WUPT-CA
- Crystal Falls–Marquette, Michigan; United States;
- City: Crystal Falls, Michigan
- Channels: Analog: 25 (UHF);

Programming
- Affiliations: Independent (1980−1992, WLRE/WGBA translator); Fox (1992–1994, WGBA translator); Outdoor Channel (1994−March 2000); UPN (1995−January 2000 and January 2001−May 2003); AIN (March 2000−September 2001); America One (September 2001−July 2003); UATV (May−July 2003);

Ownership
- Owner: Western Upper Peninsula Television, Inc.

History
- Founded: January 18, 1980
- First air date: December 10, 1980
- Last air date: July 2003 (license canceled on October 27, 2003)
- Former call signs: W49AF (1980−1996); WUPT-LP (1996−2001);
- Former channel numbers: Analog: 49 (UHF, 1980–October 2001)
- Call sign meaning: Western Upper Peninsula Television (licensee); United Paramount Television (former affiliation);

Technical information
- Licensing authority: FCC
- Facility ID: 14654
- Class: CA
- ERP: 1.12 kW
- Translator(s): WUPT-LP 43 Republic, MI

Links
- Public license information: Public file; LMS;

= WUPT-CA =

Class A TV station in Crystal Falls, Michigan (1980–2003)

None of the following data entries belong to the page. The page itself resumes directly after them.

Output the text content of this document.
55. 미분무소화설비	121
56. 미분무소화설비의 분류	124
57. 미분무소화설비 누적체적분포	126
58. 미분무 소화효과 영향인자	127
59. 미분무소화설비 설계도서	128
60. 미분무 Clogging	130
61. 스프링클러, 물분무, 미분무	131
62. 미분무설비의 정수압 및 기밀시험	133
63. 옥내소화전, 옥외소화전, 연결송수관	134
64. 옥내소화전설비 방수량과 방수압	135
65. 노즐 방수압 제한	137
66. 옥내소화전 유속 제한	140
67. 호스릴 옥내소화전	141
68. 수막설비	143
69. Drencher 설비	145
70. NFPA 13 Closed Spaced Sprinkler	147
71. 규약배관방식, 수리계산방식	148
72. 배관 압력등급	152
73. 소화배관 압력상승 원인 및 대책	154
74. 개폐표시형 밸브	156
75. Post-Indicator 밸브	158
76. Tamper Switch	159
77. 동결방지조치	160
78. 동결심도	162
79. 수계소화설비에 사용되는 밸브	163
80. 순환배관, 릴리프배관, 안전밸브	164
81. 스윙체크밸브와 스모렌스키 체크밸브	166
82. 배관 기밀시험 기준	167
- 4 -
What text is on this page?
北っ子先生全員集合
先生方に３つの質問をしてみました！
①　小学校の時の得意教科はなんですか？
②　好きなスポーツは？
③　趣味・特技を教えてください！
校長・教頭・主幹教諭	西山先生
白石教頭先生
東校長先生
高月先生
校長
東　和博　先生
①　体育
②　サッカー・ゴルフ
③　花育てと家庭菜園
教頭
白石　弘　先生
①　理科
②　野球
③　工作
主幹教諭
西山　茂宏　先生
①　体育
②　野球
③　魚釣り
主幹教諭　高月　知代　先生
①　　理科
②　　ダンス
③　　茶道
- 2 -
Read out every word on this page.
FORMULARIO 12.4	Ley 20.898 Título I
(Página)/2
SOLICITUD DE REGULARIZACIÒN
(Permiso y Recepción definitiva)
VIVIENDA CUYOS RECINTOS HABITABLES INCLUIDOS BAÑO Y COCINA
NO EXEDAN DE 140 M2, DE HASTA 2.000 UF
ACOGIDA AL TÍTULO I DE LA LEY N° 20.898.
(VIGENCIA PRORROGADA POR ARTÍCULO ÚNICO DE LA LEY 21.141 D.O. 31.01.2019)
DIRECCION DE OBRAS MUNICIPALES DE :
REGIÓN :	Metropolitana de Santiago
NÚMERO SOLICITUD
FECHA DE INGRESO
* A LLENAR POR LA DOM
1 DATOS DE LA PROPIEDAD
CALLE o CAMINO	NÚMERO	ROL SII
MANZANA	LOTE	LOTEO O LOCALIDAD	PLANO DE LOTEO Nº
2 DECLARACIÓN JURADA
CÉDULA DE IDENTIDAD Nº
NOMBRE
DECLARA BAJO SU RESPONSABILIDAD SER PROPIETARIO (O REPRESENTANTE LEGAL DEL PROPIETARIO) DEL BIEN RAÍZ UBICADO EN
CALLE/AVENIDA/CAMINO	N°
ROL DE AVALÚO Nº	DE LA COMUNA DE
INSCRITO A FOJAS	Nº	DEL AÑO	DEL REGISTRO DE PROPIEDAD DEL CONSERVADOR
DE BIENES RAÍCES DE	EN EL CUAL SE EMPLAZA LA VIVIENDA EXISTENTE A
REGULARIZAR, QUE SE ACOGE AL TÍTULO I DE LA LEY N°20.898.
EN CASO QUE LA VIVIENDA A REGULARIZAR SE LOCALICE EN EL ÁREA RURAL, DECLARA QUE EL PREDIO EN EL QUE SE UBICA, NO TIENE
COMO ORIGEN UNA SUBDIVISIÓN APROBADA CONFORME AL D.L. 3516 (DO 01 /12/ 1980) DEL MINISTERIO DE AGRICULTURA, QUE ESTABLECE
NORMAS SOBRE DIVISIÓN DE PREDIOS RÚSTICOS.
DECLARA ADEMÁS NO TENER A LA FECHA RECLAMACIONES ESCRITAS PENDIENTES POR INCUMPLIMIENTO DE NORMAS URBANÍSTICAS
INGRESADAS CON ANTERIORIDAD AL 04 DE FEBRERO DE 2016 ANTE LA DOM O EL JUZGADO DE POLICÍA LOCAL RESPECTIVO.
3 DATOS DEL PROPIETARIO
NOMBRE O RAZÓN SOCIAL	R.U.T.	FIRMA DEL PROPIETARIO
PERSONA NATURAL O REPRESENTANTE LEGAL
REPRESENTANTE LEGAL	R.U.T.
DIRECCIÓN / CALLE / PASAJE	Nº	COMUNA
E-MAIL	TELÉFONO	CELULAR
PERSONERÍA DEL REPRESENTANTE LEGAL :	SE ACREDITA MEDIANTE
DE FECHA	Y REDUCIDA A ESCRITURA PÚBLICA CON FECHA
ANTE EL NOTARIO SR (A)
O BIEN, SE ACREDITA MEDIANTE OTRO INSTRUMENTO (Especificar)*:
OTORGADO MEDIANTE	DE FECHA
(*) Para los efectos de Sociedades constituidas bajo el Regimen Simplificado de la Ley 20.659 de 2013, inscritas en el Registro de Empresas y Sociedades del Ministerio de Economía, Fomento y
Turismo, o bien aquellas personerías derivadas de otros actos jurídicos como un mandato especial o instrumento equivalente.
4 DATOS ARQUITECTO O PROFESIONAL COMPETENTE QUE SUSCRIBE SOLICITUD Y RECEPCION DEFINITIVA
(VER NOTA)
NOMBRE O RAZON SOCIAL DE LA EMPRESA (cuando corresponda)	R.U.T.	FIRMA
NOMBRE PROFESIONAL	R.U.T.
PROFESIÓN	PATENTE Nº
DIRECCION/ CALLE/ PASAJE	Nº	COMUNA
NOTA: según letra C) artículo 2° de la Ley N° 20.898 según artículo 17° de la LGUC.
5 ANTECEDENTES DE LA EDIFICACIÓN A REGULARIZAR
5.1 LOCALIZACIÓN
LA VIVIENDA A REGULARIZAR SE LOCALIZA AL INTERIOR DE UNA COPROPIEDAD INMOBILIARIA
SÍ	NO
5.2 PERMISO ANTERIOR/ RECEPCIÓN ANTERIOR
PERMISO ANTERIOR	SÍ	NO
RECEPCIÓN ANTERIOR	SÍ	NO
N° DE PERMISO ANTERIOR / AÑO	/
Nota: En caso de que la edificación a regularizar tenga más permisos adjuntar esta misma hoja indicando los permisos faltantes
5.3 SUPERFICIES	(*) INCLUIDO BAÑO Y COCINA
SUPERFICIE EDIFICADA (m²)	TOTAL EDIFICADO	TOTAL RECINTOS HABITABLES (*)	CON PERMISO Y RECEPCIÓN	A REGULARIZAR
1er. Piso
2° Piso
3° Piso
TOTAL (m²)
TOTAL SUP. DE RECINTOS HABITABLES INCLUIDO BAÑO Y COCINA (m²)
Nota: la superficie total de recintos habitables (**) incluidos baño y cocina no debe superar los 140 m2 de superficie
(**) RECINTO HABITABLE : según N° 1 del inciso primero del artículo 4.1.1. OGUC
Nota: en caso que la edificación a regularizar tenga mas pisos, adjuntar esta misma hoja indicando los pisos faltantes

WUPT-CA (channel 25) was a low-power, Class A television station licensed to Crystal Falls, Michigan, United States, which served the western Upper Peninsula of Michigan as an affiliate of UPN. The station was owned by Western Upper Peninsula Television.

WUPT-CA also had a translator in Republic with the callsign WUPT-LP, broadcasting on channel 43.

== History ==
The station was founded on January 18, 1980, and began broadcasting on December 10 of that same year. It was granted Class A status on March 8, 2001, and moved to channel 25 in October of that year. The station became a UPN affiliate when the network launched on January 16, 1995. The station removed UPN programming in January 2000, while carrying the Outdoor Channel until March 1 when it switched to AIN. UPN programming returned to the station in January 2001, while later switching to America One in September of that year.

When WUPT moved its UPN affiliation to Fox affiliate WMQF (as a secondary affiliation) on May 9, 2003, it switched to UATV and signed off in July. The Federal Communications Commission (FCC) canceled the station's license on October 27, 2003.